その表情は見ているこっちが恥ずかしくなるくらいの笑顔で、この一連のやり取りは絵に描いたような幸せ夫婦そのものだった。
「…はあ」
ホント、この2人は仲がいいなあ。そりゃあサラダも甘くなりますわな。
…ま、夫婦円満で何よりですよ、ええ。
そう心の中で呟き、どこか腑に落ちない気持ちを無理矢理にでも収めようとする私。
この仲良し夫婦を見ていると、それまで私達がしてきたことが虚しく思えて仕方ない。…はあ。
「う〜、何だかなあ」
と、隣にいた妹も私同様、どこか釈然としない表情を浮かべていた。
「…ねえお姉ちゃん」
「何?」
「もしかして私たち、結構やさぐれてる?」
「…かもね。
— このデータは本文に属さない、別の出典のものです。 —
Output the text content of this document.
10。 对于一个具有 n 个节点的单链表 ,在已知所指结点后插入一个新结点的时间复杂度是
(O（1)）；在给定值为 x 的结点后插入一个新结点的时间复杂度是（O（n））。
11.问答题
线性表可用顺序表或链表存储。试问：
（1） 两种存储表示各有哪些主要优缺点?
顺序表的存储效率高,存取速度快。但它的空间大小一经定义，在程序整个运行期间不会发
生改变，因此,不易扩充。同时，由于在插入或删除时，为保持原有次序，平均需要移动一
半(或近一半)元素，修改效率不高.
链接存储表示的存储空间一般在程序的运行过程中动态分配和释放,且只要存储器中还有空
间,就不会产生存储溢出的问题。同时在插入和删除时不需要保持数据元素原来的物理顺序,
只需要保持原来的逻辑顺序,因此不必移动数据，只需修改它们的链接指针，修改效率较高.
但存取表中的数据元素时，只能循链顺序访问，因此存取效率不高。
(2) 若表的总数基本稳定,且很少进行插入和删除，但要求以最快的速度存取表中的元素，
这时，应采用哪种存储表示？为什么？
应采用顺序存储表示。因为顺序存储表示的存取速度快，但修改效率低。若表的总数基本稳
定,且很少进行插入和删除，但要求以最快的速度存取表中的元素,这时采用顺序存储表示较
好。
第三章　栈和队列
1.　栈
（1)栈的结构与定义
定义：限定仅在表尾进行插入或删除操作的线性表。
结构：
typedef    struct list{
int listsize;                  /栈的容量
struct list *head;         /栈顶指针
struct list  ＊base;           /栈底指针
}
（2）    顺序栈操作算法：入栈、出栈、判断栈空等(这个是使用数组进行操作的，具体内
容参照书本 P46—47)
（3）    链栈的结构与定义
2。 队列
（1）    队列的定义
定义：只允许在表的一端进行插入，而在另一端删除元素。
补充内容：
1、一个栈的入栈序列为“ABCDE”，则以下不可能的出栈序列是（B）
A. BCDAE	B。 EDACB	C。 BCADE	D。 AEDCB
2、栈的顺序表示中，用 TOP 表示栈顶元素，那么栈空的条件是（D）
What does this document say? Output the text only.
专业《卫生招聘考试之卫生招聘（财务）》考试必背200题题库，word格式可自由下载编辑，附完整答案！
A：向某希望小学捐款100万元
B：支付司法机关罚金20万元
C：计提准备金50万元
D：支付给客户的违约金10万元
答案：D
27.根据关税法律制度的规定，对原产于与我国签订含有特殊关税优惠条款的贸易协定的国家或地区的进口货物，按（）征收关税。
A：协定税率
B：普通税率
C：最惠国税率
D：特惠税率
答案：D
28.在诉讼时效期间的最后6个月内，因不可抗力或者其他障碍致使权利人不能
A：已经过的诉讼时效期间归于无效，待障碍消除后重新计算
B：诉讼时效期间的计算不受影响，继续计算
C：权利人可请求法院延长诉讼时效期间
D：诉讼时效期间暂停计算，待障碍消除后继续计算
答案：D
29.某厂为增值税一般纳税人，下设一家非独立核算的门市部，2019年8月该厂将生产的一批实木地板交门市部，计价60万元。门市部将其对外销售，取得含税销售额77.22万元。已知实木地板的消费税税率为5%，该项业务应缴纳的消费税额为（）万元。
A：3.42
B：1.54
とりあえずあの2人にはどう頑張っても勝てないわね」
「やっぱり?」
「…ええ」
「お互い、心に栄養を与えないといけないですな」
「…そうね」
こうして私達はキッチンの中央、出来たての料理を前にガックリうなだれる。
「さ、2人とも手を洗って座りなさい」
後方から聞こえる母の声。
振り向くと母は冷蔵庫から冷えたビールを取り出し、早くも食卓に着いている父の元へ運ぼうとしていた。
「…は〜い」
「今いきま〜す」
そう言って私達は2人並んで蛇口の前に立ち、一緒に手を洗う。
「あ、石鹸取って」
「…ん」
「ああっ、ちょっと投げないでよ!」
「それくらい取りなよ」
「手で渡せばいいじゃない…って、コラ!水を飛ばさないの!ちゃんとタオルで拭きなさいよ!」
「自然乾燥でいいも〜ん」
「ダメ!ああもう、アンタも一応女の子でしょ!?もっとこう、おしとやかにねえ…」
「一応って何さ!思いっきりX染色体2個あるっちゅうねん!」
「そうじゃなくて!」
今さっき”心に栄養を〜”と言っていたとは思えない勢いで口論に発展する私達2人。
しかし、向こうにいる両親にはこの光景すら平和そのものに写っていた。
「はっはっは、2人は仲良しだなあ」
「そうね、さっきも一緒に台所に降りてきたのよ」
「いいなあ、賑やかで。…うん、今日のポテトサラダも美味しいよ」
「ふふ、ありがとうございます」
「あ、ソース取ってもらえるかな」
「はい、どうぞ」
と、笑顔で私達を眺めつつ、一足先に楽しい食事を始める両親。


…どうやらウチは幸せ家族のようです。